Theorem: Connecting the Quad and the Triangle would dramatically improve circulation, enhance quality of life for residents and commuters, and increase property values in both areas.

Proof: The theorem is true Q.E.D., but planning vision and political will to act are sorely lacking.

Alewife study areas

Alewife study areas (note that New Street alls outside the study area)

For those not well versed in the geometric jargon of the The Concord Alewife Planning Study, the Quad and the Triangle are the names given to the 190 acres lying west of Alewife Brook Parkway and bounded to the north and south by Concord Avenue and Route 2. They are contiguous but not connected by virtue of the Metro North commuter rail tracks running east-west between them.

The Quad (130 acres) and the Triangle (60 acres) present both tremendous opportunities and immense challenges for future planning and development at the western frontier of Cambridge. In the past ten years, these two districts have added almost 2000 units of housing, and at least 1100 more are in the known pipeline. (Note that these numbers don’t include development immediately outside the study area, including large projects and proposals on Rindge Avenue, New Street, Bay State Road, and at the former Tokyo Restaurant site). Yet none of the new vehicle, pedestrian, or bike connections envisioned in the 2005 study has come to pass. A long talked-about pedestrian and bike bridge across the railroad tracks from (somewhere on) Fawcett Street in the Quad to (somewhere on) Cambridge Park Drive in the Triangle is finally being studied, but such a bridge is years — and several million dollars — from completion.

And no one is talking about new connections for cars and buses, even though traffic congestion along Fresh Pond Parkway through Alewife, the rotaries, and beyond is a perennial and growing source of frustration. To insist that traffic on the parkway is a regional problem that Cambridge cannot control ignores the impact that adding thousands of new residents to the Quad and Triangle is bound to have. Even if the majority of these new residents do commute by public transportation, as hoped, many of them will still use cars in their daily lives. And without new crossings, the already overburdened parkway remains the only road connecting the Quad, the Triangle, and all points beyond.

The surge in residential development in the Triangle (1000+ new units along the Cambridge Park Drive, plus hundreds more on Route 2,) is appropriately transit-centered, as the Alewife T is easily walkable from within the Triangle district. (To note, Cambridge Park Drive is a cul-de-sac and those buildings and Vox On Two share a single vehicle egress on and off Route 2.) But the massive development spree underway in the Quad cannot be justified until similar connections for pedestrians, cyclists, cars, and buses exist there, as well. Property values in both areas would most certainly increase with improved circulation, so why isn’t the City demanding that developers of these parcels help underwrite the cost of constructing new roads, multi-use paths, and railroad crossings within and between the Quad and the Triangle?

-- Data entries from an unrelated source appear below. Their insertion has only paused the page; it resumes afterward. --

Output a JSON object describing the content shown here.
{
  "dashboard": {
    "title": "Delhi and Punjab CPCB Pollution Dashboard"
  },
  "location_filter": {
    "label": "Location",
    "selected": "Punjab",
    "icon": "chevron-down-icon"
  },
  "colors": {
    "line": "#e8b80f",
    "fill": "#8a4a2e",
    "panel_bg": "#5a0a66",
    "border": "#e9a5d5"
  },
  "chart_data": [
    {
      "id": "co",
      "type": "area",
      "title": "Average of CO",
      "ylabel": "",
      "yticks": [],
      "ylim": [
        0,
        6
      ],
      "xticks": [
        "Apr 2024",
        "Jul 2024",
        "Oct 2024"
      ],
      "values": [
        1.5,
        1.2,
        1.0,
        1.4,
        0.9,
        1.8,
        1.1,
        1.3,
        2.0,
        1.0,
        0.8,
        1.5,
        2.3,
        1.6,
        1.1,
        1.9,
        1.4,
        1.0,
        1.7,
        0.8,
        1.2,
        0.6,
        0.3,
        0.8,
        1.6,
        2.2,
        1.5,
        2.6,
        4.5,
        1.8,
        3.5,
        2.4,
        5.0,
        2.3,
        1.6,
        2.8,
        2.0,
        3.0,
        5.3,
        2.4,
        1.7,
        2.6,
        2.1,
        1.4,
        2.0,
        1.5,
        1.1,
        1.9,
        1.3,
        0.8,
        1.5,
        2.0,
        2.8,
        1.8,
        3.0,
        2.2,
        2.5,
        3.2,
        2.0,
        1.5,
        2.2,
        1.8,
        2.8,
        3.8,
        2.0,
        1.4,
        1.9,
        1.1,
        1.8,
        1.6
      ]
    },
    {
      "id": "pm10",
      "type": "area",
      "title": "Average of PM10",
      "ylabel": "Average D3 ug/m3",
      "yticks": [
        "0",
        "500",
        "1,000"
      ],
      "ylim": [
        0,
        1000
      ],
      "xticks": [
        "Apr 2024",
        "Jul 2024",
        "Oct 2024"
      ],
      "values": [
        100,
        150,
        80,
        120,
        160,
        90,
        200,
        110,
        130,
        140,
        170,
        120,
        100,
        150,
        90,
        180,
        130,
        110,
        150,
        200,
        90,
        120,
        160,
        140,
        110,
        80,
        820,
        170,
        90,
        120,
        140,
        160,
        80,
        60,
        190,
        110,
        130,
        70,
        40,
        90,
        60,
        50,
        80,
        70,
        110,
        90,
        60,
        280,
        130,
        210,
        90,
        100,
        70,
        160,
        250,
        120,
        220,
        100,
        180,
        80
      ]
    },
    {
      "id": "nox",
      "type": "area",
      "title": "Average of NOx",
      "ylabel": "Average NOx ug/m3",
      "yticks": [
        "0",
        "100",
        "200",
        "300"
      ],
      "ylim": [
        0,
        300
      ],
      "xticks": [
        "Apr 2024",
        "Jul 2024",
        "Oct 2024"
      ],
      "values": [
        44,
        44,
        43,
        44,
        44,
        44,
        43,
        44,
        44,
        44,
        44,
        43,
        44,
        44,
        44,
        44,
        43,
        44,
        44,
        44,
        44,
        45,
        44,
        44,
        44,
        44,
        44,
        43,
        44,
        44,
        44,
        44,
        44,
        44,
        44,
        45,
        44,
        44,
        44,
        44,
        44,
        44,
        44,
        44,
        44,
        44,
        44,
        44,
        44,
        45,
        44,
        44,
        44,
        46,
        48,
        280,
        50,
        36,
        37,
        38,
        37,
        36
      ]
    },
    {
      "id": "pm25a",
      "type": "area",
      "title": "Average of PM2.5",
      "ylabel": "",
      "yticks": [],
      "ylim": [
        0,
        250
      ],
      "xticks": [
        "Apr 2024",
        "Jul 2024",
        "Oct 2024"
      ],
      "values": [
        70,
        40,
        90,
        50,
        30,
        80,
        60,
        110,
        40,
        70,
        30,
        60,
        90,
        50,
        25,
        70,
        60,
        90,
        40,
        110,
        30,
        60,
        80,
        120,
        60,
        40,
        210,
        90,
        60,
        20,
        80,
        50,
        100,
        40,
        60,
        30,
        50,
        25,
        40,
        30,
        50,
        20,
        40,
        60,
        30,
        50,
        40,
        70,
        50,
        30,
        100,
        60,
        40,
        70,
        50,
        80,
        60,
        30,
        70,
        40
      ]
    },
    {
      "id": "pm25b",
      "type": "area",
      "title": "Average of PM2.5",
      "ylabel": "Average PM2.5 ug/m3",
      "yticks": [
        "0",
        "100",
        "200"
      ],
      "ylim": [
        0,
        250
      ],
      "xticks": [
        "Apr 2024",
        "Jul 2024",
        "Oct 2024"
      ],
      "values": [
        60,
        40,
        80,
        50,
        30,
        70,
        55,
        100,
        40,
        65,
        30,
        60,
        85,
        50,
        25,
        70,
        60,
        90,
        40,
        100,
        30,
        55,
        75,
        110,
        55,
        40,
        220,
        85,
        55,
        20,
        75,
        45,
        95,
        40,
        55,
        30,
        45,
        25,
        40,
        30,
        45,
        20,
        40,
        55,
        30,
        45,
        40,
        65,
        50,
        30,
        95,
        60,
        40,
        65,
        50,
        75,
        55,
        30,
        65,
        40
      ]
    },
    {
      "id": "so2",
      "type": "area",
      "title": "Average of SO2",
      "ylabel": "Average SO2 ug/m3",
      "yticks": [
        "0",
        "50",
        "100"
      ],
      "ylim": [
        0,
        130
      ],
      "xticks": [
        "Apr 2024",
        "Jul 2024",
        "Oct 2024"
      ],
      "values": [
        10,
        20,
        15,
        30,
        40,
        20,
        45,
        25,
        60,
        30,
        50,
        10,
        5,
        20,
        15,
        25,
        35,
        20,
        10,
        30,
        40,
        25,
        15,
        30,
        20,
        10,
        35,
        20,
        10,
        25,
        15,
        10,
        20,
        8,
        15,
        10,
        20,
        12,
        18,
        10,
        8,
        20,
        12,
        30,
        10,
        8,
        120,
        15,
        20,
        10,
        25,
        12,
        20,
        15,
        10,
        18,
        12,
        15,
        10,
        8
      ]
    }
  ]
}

For that matter, with so much new development clustered on both sides of the commuter rail tracks, why isn’t Cambridge pushing Metro North to provide a new rail station at Alewife, similar to what is happening at Boston Landing in Brighton? Such a project would better serve both commuters transiting the Route 2 corridor and the many new local residents moving into the area.

In the end, the lack of connections reveals a failure of both vision and political will. It’s not a geometry or an engineering problem, or even a budgetary matter. No, it’s simply the Great Alewife Disconnect, and it’s a crying shame.

From the 2005 Concord Alewife planning study

From the 2005 Concord Alewife planning study

New connections were are "priority" a decade ago so why don't they exist today?

These new connections were are “priority” a decade ago so why don’t they exist today?

Additional infrastructure included in the planning study hasn't come to fruition.

Additional infrastructure included in the 2005 planning study hasn’t come to fruition.